Describe the bug
This is a vtol plane I flew for about 15+ flights.
To Reproduce
Two ways to reproduce the behavior:
Log Files and Screenshots
Here is the 4 minutes log for this crash, sorry I don't have a tlog as I use Ipad.
https://logs.px4.io/plot_app?log=34ff913a-5414-4046-87db-181a0ea7b507
Additional context
The same thing I suffered one year ago is shown below, after that crash, I changed my SD card to a Kingston card. Then this problem seems solved. However it crashed again as the SD card is obviously not good enough. I will use industriel sd card in the future, but I hope we can do something in code side, we can't guarantee the sd card quality every time...

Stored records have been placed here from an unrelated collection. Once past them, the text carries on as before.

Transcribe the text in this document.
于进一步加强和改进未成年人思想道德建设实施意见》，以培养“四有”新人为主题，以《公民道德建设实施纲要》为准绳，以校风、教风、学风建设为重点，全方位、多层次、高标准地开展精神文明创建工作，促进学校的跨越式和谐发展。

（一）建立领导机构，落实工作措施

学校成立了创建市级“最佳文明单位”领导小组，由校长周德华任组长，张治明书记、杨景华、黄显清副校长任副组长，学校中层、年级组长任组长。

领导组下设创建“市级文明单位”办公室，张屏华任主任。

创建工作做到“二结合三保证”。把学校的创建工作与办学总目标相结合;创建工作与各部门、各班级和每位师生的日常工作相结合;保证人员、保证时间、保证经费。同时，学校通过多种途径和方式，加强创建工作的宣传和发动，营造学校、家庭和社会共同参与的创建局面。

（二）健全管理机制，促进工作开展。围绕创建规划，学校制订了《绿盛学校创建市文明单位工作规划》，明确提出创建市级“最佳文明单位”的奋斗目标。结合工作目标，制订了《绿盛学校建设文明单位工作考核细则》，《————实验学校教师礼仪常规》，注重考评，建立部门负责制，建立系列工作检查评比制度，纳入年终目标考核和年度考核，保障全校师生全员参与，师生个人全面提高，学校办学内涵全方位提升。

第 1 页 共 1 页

https://github.com/PX4/Firmware/issues/9271#issuecomment-383260595
Please help me out of this, I would like to offer any message you need.
Thanks for reporting!
Wow, your CPU and RAM usage is so high, and why not use fmuv3 firmware?
Setting SYS_FMU_TASK to 0 also makes you slower.
Wow, your CPU and RAM usage is so high, and why not use fmuv3 firmware?
As I'm using a hex cube, the recommanded firmware is fmuv3.

But you are using FMUV2
@JohnSnowball For us to look at this, please share the branch you're flying with. Any software change you're doing could be causing this and without the code, we're not able to support it.
We have many companies flying 1.8 with VTOL, so it is unlikely there is a fundamental, undiscovered issue. Please also look at 1.9 which releases this week.
@LorenzMeier please tell me how to share my branch with you, make a pull request?
As one year ago I use 1.6.5 version and encountered the same problem, I don't think this crash is unique and my branch only changed gps driver part.
And I tested in both hil and real test for different firmware versions( 1.8.2\1.8.1\1.7.2), things are the same. You could easily reproduce this bug.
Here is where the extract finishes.